The Supreme Court has also entered into the Olympic spirit, with the opening of a summer exhibition at the Supreme Court, ‘Playing by the Rules – Sport and the Law’. According to the press release:

How did football transfer deals become such big business, when can you sue a cricket club for letting balls damage your house, and why is Oscar Pistorius being allowed to compete in this year’s Olympic Games – all these legal questions are many more are explored in a major new exhibition which opened to the public today at the UK’s highest court.

The exhibition offers an introduction to how the legal profession has helped support the development and financing of sport over the years, looking at issues such as ethics, anti-doping, commercialisation, branding and the role of the Court of Arbitration for Sport.”

The thirty panels and accompanying materials include:

  • The story of how the Olympic movement tentatively moved from strict rules on amateurism to today’s professional arena;
  • Brief profiles of past and present ‘Team GB’ members who have also practised in law, including ski jumper Eddie ‘the Eagle’ Edwards, Sir Menzies Campbell and rower Tom Solesbury;
  • How UK court and tribunal cases involving footballers, horse trainers and boxers helped clarify the rights of sportspeople;
  • An introduction to the role of the Court of Arbitration for Sport, and some of the most significant cases it has heard;
  • Exhibits from the 1908 and 1948 London Games, including medals and programmes (kindly loaned by ASA/British Swimming).

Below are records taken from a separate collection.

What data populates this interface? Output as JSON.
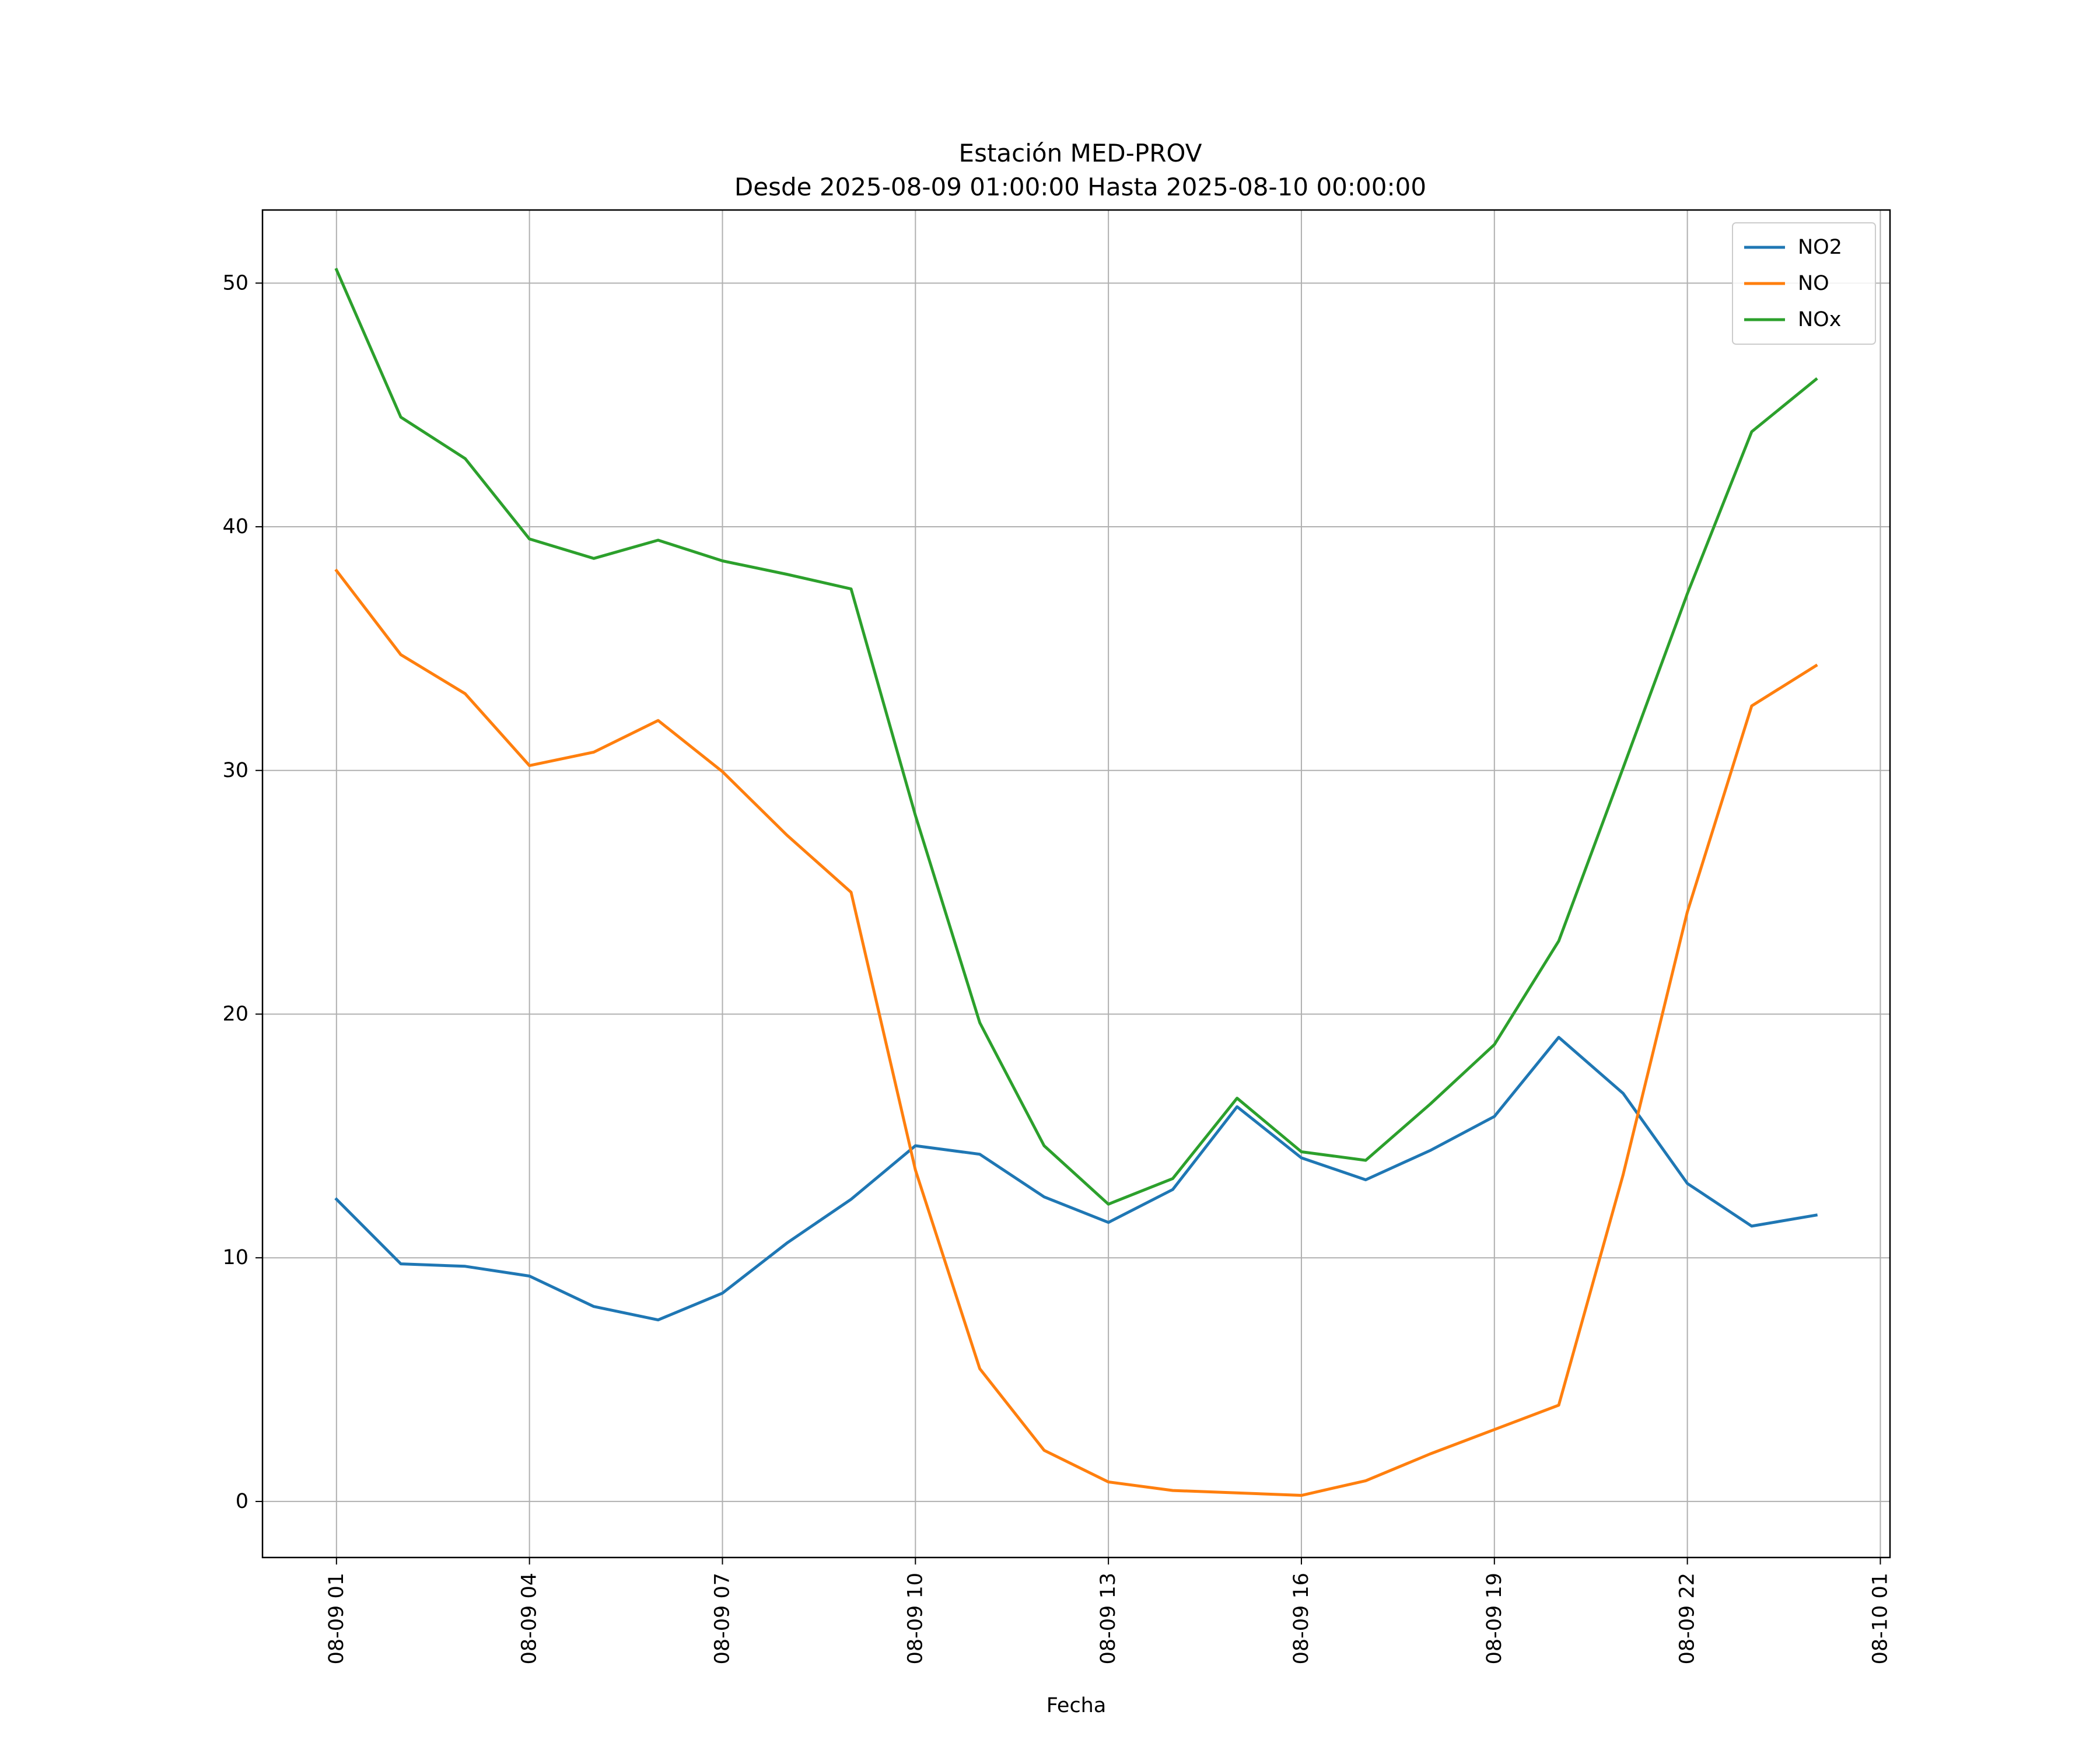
{
  "chart_data": {
    "type": "line",
    "title": "Estación MED-PROV",
    "subtitle": "Desde 2025-08-09 01:00:00 Hasta 2025-08-10 00:00:00",
    "xlabel": "Fecha",
    "ylabel": "",
    "x": [
      "2025-08-09 01:00",
      "2025-08-09 02:00",
      "2025-08-09 03:00",
      "2025-08-09 04:00",
      "2025-08-09 05:00",
      "2025-08-09 06:00",
      "2025-08-09 07:00",
      "2025-08-09 08:00",
      "2025-08-09 09:00",
      "2025-08-09 10:00",
      "2025-08-09 11:00",
      "2025-08-09 12:00",
      "2025-08-09 13:00",
      "2025-08-09 14:00",
      "2025-08-09 15:00",
      "2025-08-09 16:00",
      "2025-08-09 17:00",
      "2025-08-09 18:00",
      "2025-08-09 19:00",
      "2025-08-09 20:00",
      "2025-08-09 21:00",
      "2025-08-09 22:00",
      "2025-08-09 23:00",
      "2025-08-10 00:00"
    ],
    "x_ticks": [
      "08-09 01",
      "08-09 04",
      "08-09 07",
      "08-09 10",
      "08-09 13",
      "08-09 16",
      "08-09 19",
      "08-09 22",
      "08-10 01"
    ],
    "x_range": [
      "2025-08-08 23:51",
      "2025-08-10 01:09"
    ],
    "y_ticks": [
      0,
      10,
      20,
      30,
      40,
      50
    ],
    "ylim": [
      -2.3,
      53.0
    ],
    "grid": true,
    "legend_position": "top-right",
    "series": [
      {
        "name": "NO2",
        "color": "#1f77b4",
        "values": [
          12.4,
          9.75,
          9.65,
          9.25,
          8.0,
          7.45,
          8.55,
          10.6,
          12.4,
          14.6,
          14.25,
          12.5,
          11.45,
          12.8,
          16.2,
          14.1,
          13.2,
          14.4,
          15.8,
          19.05,
          16.75,
          13.05,
          11.3,
          11.75
        ]
      },
      {
        "name": "NO",
        "color": "#ff7f0e",
        "values": [
          38.2,
          34.75,
          33.15,
          30.2,
          30.75,
          32.05,
          29.95,
          27.35,
          25.0,
          13.6,
          5.45,
          2.1,
          0.8,
          0.45,
          0.35,
          0.25,
          0.85,
          1.95,
          2.95,
          3.95,
          13.4,
          24.2,
          32.65,
          34.3
        ]
      },
      {
        "name": "NOx",
        "color": "#2ca02c",
        "values": [
          50.55,
          44.5,
          42.8,
          39.5,
          38.7,
          39.45,
          38.6,
          38.05,
          37.45,
          28.15,
          19.65,
          14.6,
          12.2,
          13.25,
          16.55,
          14.35,
          14.0,
          16.3,
          18.75,
          23.0,
          30.1,
          37.25,
          43.9,
          46.05
        ]
      }
    ]
  }
}
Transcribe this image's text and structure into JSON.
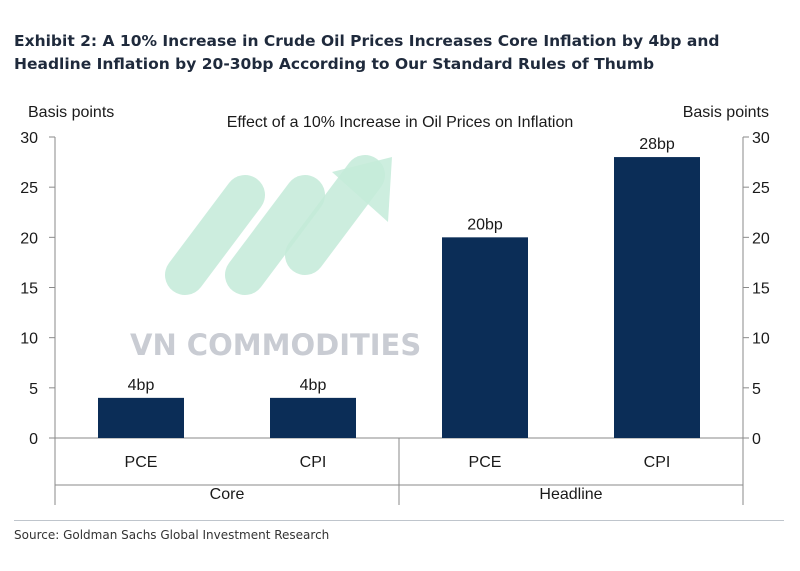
{
  "title": "Exhibit 2: A 10% Increase in Crude Oil Prices Increases Core Inflation by 4bp and Headline Inflation by 20-30bp According to Our Standard Rules of Thumb",
  "source": "Source: Goldman Sachs Global Investment Research",
  "watermark": {
    "text": "VN COMMODITIES"
  },
  "colors": {
    "bar": "#0b2d57",
    "axis": "#8a8a8a",
    "watermark_text": "#c9ccd3",
    "watermark_arrow": "#c4ebd9"
  },
  "chart_data": {
    "type": "bar",
    "title": "Effect of a 10% Increase in Oil Prices on Inflation",
    "ylabel_left": "Basis points",
    "ylabel_right": "Basis points",
    "ylim": [
      0,
      30
    ],
    "yticks": [
      0,
      5,
      10,
      15,
      20,
      25,
      30
    ],
    "groups": [
      {
        "name": "Core",
        "categories": [
          "PCE",
          "CPI"
        ]
      },
      {
        "name": "Headline",
        "categories": [
          "PCE",
          "CPI"
        ]
      }
    ],
    "categories": [
      "PCE",
      "CPI",
      "PCE",
      "CPI"
    ],
    "values": [
      4,
      4,
      20,
      28
    ],
    "data_labels": [
      "4bp",
      "4bp",
      "20bp",
      "28bp"
    ]
  }
}
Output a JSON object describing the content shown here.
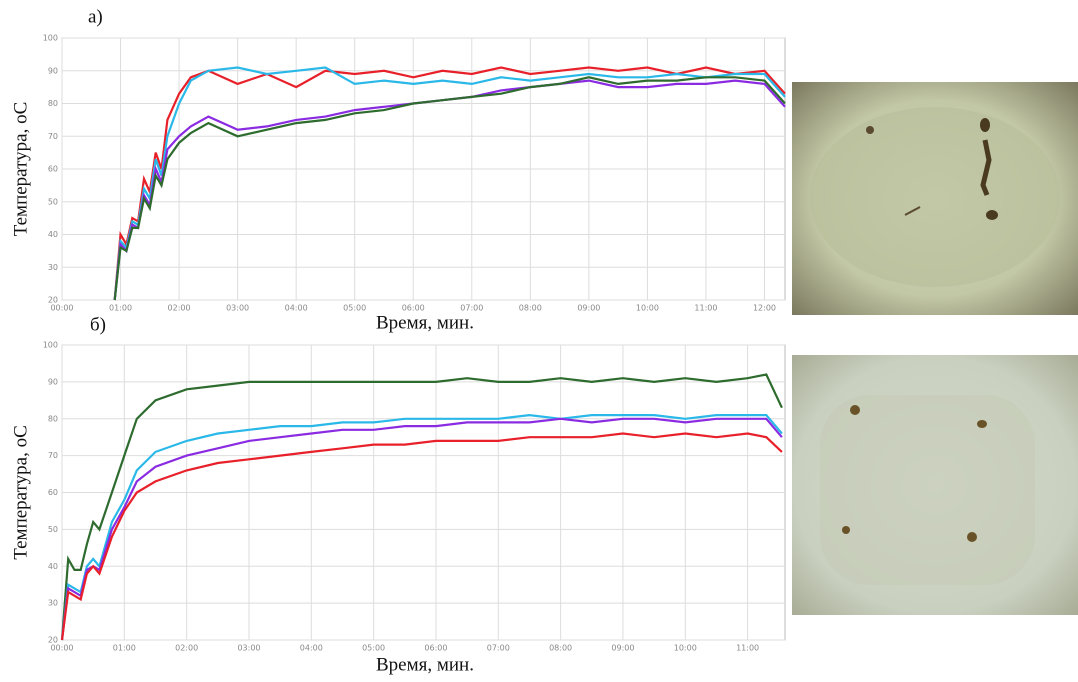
{
  "chart_data": [
    {
      "type": "line",
      "label": "а)",
      "ylabel": "Температура, оС",
      "xlabel": "Время, мин.",
      "x": [
        0.9,
        1.0,
        1.1,
        1.2,
        1.3,
        1.4,
        1.5,
        1.6,
        1.7,
        1.8,
        2.0,
        2.2,
        2.5,
        3.0,
        3.5,
        4.0,
        4.5,
        5.0,
        5.5,
        6.0,
        6.5,
        7.0,
        7.5,
        8.0,
        8.5,
        9.0,
        9.5,
        10.0,
        10.5,
        11.0,
        11.5,
        12.0,
        12.35
      ],
      "series": [
        {
          "color": "#e8202a",
          "values": [
            20,
            40,
            37,
            45,
            44,
            57,
            53,
            65,
            60,
            75,
            83,
            88,
            90,
            86,
            89,
            85,
            90,
            89,
            90,
            88,
            90,
            89,
            91,
            89,
            90,
            91,
            90,
            91,
            89,
            91,
            89,
            90,
            83
          ]
        },
        {
          "color": "#2ab8e8",
          "values": [
            20,
            38,
            36,
            44,
            43,
            54,
            51,
            63,
            58,
            70,
            80,
            87,
            90,
            91,
            89,
            90,
            91,
            86,
            87,
            86,
            87,
            86,
            88,
            87,
            88,
            89,
            88,
            88,
            89,
            88,
            89,
            89,
            82
          ]
        },
        {
          "color": "#8a2be2",
          "values": [
            20,
            37,
            35,
            43,
            42,
            52,
            49,
            60,
            56,
            66,
            70,
            73,
            76,
            72,
            73,
            75,
            76,
            78,
            79,
            80,
            81,
            82,
            84,
            85,
            86,
            87,
            85,
            85,
            86,
            86,
            87,
            86,
            79
          ]
        },
        {
          "color": "#2e6b2e",
          "values": [
            20,
            36,
            35,
            42,
            42,
            51,
            48,
            58,
            55,
            63,
            68,
            71,
            74,
            70,
            72,
            74,
            75,
            77,
            78,
            80,
            81,
            82,
            83,
            85,
            86,
            88,
            86,
            87,
            87,
            88,
            88,
            87,
            80
          ]
        }
      ],
      "xlim": [
        0,
        12.35
      ],
      "ylim": [
        20,
        100
      ],
      "xticks": [
        {
          "value": 0,
          "label": "00:00"
        },
        {
          "value": 1,
          "label": "01:00"
        },
        {
          "value": 2,
          "label": "02:00"
        },
        {
          "value": 3,
          "label": "03:00"
        },
        {
          "value": 4,
          "label": "04:00"
        },
        {
          "value": 5,
          "label": "05:00"
        },
        {
          "value": 6,
          "label": "06:00"
        },
        {
          "value": 7,
          "label": "07:00"
        },
        {
          "value": 8,
          "label": "08:00"
        },
        {
          "value": 9,
          "label": "09:00"
        },
        {
          "value": 10,
          "label": "10:00"
        },
        {
          "value": 11,
          "label": "11:00"
        },
        {
          "value": 12,
          "label": "12:00"
        }
      ],
      "yticks": [
        20,
        30,
        40,
        50,
        60,
        70,
        80,
        90,
        100
      ],
      "grid": true
    },
    {
      "type": "line",
      "label": "б)",
      "ylabel": "Температура, оС",
      "xlabel": "Время, мин.",
      "x": [
        0,
        0.1,
        0.2,
        0.3,
        0.4,
        0.5,
        0.6,
        0.8,
        1.0,
        1.2,
        1.5,
        2.0,
        2.5,
        3.0,
        3.5,
        4.0,
        4.5,
        5.0,
        5.5,
        6.0,
        6.5,
        7.0,
        7.5,
        8.0,
        8.5,
        9.0,
        9.5,
        10.0,
        10.5,
        11.0,
        11.3,
        11.55
      ],
      "series": [
        {
          "color": "#2e6b2e",
          "values": [
            20,
            42,
            39,
            39,
            46,
            52,
            50,
            60,
            70,
            80,
            85,
            88,
            89,
            90,
            90,
            90,
            90,
            90,
            90,
            90,
            91,
            90,
            90,
            91,
            90,
            91,
            90,
            91,
            90,
            91,
            92,
            83
          ]
        },
        {
          "color": "#2ab8e8",
          "values": [
            20,
            35,
            34,
            33,
            40,
            42,
            40,
            52,
            58,
            66,
            71,
            74,
            76,
            77,
            78,
            78,
            79,
            79,
            80,
            80,
            80,
            80,
            81,
            80,
            81,
            81,
            81,
            80,
            81,
            81,
            81,
            76
          ]
        },
        {
          "color": "#8a2be2",
          "values": [
            20,
            34,
            33,
            32,
            39,
            40,
            39,
            50,
            56,
            63,
            67,
            70,
            72,
            74,
            75,
            76,
            77,
            77,
            78,
            78,
            79,
            79,
            79,
            80,
            79,
            80,
            80,
            79,
            80,
            80,
            80,
            75
          ]
        },
        {
          "color": "#e8202a",
          "values": [
            20,
            33,
            32,
            31,
            38,
            40,
            38,
            48,
            55,
            60,
            63,
            66,
            68,
            69,
            70,
            71,
            72,
            73,
            73,
            74,
            74,
            74,
            75,
            75,
            75,
            76,
            75,
            76,
            75,
            76,
            75,
            71
          ]
        }
      ],
      "xlim": [
        0,
        11.6
      ],
      "ylim": [
        20,
        100
      ],
      "xticks": [
        {
          "value": 0,
          "label": "00:00"
        },
        {
          "value": 1,
          "label": "01:00"
        },
        {
          "value": 2,
          "label": "02:00"
        },
        {
          "value": 3,
          "label": "03:00"
        },
        {
          "value": 4,
          "label": "04:00"
        },
        {
          "value": 5,
          "label": "05:00"
        },
        {
          "value": 6,
          "label": "06:00"
        },
        {
          "value": 7,
          "label": "07:00"
        },
        {
          "value": 8,
          "label": "08:00"
        },
        {
          "value": 9,
          "label": "09:00"
        },
        {
          "value": 10,
          "label": "10:00"
        },
        {
          "value": 11,
          "label": "11:00"
        }
      ],
      "yticks": [
        20,
        30,
        40,
        50,
        60,
        70,
        80,
        90,
        100
      ],
      "grid": true
    }
  ]
}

A quiz and creative activities based on the topic of fair play in sport are also available for younger visitors.”

We are hoping that the quiz is not exclusively for younger visitors as the UKSC blog editors will be visiting the exhibition next week, and are rather keen to try out the ‘creative activities’.

The exhibition is now open to the public from 9.30am – 4.30pm on weekdays until the end of September. Admission is free.